A s the vacation season fades into fall, travelers have wended their weary way home from far-flung destinations such as Hawaii, Queensland, Europe and beyond. The problem is, the farther-flung the destination, the wearier the returnees are likely to be -- and the angrier. Not because they didn't enjoy their August break at a nice, sunny beach or in some exotic foreign city, but because most of them had to endure discomfort and indignity getting there and back. It has been said before, but it bears repeating until there is some breakthrough on the subject: The current state of long-distance, economy-class travel is a disgrace to the airline industry.
Who besides the fortunate regulars in first or business class hasn't suffered? The litany of woes is numbingly familiar. Too few toilets. Scratchy blankets. Hard, narrow seats apparently designed to ensure that a passenger's head tips ever-so-slightly forward, thereby guaranteeing a crick. Armrests just wide enough for one normal-size arm, thereby guaranteeing that passengers will spend the flight bumping one another's elbows -- and getting increasingly irritated in the process.
But all that pales in comparison to the real killer: legroom, or the lack of it.
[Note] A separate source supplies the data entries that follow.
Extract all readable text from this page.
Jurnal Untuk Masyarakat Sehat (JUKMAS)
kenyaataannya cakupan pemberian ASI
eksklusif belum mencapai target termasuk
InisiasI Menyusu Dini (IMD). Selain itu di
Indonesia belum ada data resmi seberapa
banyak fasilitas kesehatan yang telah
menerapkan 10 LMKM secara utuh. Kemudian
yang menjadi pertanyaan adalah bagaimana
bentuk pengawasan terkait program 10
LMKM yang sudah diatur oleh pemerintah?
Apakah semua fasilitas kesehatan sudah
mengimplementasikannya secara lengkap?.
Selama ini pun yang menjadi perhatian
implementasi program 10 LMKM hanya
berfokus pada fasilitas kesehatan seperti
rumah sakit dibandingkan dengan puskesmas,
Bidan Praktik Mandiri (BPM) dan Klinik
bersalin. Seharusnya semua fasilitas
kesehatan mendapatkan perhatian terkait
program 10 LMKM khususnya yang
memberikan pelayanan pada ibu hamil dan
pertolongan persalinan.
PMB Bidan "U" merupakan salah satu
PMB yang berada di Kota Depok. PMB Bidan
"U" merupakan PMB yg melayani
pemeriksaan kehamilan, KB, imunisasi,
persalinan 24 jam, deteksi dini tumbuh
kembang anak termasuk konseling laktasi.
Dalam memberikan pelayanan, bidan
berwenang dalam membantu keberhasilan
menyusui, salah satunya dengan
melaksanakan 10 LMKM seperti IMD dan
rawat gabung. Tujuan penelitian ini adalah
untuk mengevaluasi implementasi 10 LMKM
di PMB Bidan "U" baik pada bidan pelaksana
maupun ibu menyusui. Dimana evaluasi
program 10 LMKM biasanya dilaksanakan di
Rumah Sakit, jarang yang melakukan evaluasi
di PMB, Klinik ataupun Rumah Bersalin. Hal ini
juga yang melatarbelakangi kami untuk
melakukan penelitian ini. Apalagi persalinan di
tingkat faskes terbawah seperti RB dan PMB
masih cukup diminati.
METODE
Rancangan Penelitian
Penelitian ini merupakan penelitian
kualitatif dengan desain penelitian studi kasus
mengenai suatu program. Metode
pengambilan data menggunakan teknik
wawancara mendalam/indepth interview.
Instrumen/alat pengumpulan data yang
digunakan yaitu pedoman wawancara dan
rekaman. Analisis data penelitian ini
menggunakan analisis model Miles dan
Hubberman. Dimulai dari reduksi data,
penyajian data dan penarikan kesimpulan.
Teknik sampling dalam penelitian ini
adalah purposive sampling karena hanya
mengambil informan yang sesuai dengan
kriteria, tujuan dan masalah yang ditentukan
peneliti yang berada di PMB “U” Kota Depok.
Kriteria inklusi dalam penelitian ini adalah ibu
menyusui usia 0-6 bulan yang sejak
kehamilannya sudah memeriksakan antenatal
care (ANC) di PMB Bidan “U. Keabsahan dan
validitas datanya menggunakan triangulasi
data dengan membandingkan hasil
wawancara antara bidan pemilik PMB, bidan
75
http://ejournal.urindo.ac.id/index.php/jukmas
Riding in coach, you wonder if the airlines have ever heard of the concept. Here, for their benefit, is the dictionary definition: room in which to stretch the legs while seated. The ultimate irony is the playing of videos in which smiling models demonstrate foot-and-leg exercises designed to prevent blood clots -- modest drills such as rotating the foot or raising and lowering the leg a few centimeters. As every economy-class passenger knows, it is impossible to do those things in airline seats as they are currently configured and under which "extra" carry-on luggage has obediently been "stowed."